In contrast, the hallmark of technology naturalized is not that its use has become routinized, habitual, or “natural” in the sense of normal. Indeed, it is unclear to what extent we can be “users” of it at all. The hallmark of technology naturalized is that it acts below or above the thresholds of perception and control, that we cannot represent its agency as it occurs, that we have no switches to initiate or stop operation, no direct knowledge of whether it is functioning or broken down. As opposed to the case of the streetcar, reading up on genetic engineering does not help.
As we come to better understand and even admire the capabilities of a broadly enabling technology, the world becomes not more but less transparent to the individual consumer and it proves harder to maintain a sense of ownership, empowerment, responsibility, and control.
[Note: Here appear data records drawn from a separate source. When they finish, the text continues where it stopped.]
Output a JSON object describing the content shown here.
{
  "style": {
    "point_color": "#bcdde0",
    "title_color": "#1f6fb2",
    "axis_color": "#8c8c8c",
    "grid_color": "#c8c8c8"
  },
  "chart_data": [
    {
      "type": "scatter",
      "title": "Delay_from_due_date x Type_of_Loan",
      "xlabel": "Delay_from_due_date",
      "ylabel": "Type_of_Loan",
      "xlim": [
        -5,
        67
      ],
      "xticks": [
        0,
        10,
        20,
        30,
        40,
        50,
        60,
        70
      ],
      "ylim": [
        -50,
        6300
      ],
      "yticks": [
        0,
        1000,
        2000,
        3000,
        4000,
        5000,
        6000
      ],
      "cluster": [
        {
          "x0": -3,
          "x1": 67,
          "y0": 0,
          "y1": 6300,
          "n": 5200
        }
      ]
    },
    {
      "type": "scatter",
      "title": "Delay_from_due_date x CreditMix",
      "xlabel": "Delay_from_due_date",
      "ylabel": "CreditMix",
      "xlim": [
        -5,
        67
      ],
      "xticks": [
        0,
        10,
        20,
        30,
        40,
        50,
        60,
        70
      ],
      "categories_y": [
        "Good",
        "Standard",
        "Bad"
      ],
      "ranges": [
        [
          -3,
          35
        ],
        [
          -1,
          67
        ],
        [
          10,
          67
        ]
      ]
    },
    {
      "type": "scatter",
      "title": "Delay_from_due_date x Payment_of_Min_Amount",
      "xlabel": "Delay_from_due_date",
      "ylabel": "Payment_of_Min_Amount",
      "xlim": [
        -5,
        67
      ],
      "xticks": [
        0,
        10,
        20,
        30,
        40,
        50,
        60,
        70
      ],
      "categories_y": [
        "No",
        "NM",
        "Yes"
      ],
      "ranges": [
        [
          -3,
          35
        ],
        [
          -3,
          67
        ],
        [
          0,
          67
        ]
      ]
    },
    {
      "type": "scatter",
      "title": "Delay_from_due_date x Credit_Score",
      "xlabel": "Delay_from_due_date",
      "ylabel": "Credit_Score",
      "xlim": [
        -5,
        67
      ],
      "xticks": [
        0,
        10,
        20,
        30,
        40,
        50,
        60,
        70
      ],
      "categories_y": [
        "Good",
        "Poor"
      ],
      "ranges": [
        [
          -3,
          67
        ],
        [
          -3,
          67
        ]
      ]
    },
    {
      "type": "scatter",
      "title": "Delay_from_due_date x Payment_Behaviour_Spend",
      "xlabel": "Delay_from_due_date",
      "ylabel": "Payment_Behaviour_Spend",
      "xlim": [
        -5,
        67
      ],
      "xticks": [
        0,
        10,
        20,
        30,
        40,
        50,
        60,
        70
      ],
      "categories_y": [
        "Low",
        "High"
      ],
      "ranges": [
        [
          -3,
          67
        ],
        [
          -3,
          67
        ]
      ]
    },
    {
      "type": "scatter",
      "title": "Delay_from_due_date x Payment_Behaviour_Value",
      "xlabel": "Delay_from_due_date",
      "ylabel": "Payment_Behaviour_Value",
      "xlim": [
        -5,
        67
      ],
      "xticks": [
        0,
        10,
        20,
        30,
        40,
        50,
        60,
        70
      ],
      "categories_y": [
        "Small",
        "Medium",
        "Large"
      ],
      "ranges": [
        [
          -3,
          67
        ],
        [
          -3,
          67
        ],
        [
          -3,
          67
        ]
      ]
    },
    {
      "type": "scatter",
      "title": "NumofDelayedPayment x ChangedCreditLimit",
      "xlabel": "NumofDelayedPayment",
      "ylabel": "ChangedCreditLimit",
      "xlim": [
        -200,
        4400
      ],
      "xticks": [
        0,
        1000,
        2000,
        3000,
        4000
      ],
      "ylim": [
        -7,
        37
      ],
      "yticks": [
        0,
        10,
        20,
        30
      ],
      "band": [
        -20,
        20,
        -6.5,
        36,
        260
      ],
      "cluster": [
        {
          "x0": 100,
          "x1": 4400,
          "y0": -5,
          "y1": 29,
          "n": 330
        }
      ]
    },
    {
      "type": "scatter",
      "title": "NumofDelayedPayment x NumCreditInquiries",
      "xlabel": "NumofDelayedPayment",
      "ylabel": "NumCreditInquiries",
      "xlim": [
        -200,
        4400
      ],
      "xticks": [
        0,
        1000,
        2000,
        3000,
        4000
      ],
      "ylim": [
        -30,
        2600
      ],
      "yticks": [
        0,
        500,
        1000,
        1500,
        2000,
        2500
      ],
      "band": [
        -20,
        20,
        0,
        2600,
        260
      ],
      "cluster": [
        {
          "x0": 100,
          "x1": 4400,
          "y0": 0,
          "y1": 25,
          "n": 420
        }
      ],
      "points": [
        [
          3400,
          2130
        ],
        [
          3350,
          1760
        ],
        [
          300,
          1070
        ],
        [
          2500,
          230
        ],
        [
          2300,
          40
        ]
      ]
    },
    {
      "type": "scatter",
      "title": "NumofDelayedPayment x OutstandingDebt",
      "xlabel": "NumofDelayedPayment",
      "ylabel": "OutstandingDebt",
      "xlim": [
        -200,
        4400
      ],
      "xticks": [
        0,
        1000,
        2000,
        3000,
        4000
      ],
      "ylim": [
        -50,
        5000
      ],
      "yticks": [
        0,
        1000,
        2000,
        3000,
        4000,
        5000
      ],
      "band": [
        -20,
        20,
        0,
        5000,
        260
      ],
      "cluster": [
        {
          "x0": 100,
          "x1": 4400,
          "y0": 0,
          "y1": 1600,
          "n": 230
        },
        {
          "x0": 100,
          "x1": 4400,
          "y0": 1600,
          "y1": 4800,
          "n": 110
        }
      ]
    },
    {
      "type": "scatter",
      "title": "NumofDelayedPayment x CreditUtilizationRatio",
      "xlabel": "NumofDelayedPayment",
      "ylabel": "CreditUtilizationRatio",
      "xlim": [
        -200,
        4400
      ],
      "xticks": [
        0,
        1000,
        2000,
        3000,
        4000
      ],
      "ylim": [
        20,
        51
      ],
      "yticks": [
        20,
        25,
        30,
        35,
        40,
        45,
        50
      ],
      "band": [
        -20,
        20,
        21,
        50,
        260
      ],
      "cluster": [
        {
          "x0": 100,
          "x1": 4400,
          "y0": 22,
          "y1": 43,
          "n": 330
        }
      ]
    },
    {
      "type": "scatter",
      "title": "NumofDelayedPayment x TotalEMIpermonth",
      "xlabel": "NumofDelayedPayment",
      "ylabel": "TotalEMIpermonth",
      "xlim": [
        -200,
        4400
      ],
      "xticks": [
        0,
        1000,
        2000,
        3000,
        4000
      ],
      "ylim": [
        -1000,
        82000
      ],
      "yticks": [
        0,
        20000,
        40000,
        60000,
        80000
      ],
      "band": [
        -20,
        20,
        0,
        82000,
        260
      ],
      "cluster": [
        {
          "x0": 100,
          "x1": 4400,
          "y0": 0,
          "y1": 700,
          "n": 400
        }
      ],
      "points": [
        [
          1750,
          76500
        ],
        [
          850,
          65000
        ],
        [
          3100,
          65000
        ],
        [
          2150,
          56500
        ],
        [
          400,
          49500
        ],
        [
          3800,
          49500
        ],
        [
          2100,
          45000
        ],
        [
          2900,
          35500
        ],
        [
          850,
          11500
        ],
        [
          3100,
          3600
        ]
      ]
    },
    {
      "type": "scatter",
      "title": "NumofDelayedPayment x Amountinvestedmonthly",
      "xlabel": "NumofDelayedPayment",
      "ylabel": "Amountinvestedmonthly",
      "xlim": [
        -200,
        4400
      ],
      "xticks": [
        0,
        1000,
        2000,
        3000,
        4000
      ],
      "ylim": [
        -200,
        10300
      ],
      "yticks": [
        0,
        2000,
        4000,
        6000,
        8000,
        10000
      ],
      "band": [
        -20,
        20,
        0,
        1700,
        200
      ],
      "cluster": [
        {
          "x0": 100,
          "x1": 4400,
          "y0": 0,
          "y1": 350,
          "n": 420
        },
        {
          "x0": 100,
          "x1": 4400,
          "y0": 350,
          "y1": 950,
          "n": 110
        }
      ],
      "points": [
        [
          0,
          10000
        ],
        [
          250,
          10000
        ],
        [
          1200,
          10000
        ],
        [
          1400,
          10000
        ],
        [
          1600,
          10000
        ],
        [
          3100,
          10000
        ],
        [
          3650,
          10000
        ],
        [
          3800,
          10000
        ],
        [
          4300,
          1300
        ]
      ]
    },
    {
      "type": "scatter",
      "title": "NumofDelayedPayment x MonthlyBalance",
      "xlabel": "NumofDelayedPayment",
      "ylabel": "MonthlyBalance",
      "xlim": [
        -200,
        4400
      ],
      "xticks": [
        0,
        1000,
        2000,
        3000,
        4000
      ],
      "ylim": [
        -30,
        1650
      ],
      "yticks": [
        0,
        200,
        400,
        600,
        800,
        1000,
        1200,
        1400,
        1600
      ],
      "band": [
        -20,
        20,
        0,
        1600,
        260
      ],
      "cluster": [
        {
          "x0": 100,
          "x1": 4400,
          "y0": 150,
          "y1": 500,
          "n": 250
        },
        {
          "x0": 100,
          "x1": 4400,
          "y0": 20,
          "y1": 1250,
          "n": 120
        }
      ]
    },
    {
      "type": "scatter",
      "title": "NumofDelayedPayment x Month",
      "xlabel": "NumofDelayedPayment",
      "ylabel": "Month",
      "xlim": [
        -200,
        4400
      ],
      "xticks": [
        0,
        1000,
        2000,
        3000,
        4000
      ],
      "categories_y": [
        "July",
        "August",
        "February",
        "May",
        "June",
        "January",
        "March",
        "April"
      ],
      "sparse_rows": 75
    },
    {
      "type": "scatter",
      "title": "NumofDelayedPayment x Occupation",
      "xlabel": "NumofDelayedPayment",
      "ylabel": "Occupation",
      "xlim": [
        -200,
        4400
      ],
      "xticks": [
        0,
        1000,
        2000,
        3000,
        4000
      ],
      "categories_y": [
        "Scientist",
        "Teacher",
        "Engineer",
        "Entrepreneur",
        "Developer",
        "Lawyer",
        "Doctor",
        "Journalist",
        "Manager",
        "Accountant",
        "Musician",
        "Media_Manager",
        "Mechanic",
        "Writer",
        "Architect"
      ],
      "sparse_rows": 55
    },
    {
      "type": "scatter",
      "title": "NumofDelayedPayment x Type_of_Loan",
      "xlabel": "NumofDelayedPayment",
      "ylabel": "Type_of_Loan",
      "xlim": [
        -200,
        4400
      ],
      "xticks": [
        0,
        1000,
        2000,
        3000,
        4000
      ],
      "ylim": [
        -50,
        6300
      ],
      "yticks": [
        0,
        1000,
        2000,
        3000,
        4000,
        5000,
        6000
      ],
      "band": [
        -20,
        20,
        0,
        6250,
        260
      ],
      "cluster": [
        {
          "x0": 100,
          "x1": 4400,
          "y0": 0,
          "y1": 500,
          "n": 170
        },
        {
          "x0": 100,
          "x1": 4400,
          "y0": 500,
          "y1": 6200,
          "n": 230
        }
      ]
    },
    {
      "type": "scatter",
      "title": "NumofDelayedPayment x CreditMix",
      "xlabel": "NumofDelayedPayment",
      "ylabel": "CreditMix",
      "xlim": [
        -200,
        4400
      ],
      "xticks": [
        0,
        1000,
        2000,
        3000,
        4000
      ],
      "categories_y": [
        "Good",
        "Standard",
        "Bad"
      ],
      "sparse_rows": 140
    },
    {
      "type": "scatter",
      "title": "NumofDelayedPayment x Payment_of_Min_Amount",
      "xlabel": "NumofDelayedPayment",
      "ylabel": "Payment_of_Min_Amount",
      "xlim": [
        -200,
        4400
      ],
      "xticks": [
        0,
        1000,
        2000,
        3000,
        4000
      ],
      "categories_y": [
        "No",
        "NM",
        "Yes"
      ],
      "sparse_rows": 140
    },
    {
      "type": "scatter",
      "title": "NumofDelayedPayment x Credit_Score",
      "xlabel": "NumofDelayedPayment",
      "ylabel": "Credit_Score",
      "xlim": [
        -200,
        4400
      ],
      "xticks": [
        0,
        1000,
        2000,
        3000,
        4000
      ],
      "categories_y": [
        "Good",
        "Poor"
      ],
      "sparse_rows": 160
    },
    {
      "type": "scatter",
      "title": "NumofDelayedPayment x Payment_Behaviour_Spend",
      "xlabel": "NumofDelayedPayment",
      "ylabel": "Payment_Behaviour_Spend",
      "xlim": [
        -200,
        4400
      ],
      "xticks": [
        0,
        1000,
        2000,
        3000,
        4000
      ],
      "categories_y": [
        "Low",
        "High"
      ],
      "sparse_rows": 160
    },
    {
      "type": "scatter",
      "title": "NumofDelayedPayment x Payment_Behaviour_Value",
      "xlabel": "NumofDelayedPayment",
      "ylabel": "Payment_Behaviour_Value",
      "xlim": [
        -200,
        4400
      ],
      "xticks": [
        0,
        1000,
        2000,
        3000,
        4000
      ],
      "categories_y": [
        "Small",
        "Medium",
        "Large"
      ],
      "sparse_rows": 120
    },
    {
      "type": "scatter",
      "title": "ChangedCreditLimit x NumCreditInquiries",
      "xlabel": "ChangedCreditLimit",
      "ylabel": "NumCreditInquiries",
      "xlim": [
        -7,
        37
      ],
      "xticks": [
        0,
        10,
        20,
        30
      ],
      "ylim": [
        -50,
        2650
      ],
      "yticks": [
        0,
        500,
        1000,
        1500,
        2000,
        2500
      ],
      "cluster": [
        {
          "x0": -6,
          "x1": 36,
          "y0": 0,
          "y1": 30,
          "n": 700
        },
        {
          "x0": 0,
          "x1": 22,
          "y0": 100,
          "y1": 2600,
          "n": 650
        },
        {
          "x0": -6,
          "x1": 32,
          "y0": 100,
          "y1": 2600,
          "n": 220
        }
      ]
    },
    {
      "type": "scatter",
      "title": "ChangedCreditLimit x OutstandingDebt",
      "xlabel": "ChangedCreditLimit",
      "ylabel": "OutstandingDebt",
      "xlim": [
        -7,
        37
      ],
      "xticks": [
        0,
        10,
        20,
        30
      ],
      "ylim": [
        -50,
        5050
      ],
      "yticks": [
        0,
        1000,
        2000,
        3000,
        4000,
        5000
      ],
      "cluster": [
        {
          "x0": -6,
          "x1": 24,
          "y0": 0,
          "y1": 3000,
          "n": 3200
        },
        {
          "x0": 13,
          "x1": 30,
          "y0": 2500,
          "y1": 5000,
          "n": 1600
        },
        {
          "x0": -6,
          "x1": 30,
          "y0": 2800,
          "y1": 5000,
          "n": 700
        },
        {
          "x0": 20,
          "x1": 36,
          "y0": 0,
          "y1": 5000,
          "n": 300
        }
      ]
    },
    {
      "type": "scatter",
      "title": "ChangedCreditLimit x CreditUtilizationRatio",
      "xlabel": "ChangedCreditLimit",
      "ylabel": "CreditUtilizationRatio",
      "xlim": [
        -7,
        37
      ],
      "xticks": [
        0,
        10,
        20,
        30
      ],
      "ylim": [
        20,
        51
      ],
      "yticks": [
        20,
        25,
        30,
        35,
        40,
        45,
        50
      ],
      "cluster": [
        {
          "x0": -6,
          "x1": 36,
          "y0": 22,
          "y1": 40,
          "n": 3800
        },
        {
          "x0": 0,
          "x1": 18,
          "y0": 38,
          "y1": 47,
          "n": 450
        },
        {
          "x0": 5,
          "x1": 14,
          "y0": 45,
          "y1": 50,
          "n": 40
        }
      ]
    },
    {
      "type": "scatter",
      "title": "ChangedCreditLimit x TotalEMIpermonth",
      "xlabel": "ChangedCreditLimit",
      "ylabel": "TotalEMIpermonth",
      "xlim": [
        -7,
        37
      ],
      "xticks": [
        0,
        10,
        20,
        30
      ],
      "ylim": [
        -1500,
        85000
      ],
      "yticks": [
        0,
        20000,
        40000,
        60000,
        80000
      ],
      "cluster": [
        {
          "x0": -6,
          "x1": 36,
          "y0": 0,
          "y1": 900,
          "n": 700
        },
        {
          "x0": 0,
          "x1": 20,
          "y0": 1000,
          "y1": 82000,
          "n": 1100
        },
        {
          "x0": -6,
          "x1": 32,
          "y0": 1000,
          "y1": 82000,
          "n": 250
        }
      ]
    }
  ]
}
When we black-box the workings of a macroscopically embedded device like a radio, what remains are a few buttons, dials, or displays and, of course, the sound that is received. We maintain a representation of a schematic causal relation between an input and an output. But when we black-box the working of a genetic modification or of automatic climate-control in a building, what remains is nothing at all but the technically altered environment itself that is indistinguishable in its mere givenness to a natural environment. Indeed, this might serve as formal criterion for what are here called naturalized technologies: when you black-box it, there is nothing left.
86
I use the term “smart environments” to refer to a technological program that also goes by “ubiquitous computing” or “ambient intelligence.”
87
In the following, I will focus on technological agency below the threshold of perception. At the end of this chapter, I also consider engineering approaches below the threshold of control. (From the perspective of the user, the two notions are closely associated, of course, in that we cannot control what we cannot perceive.)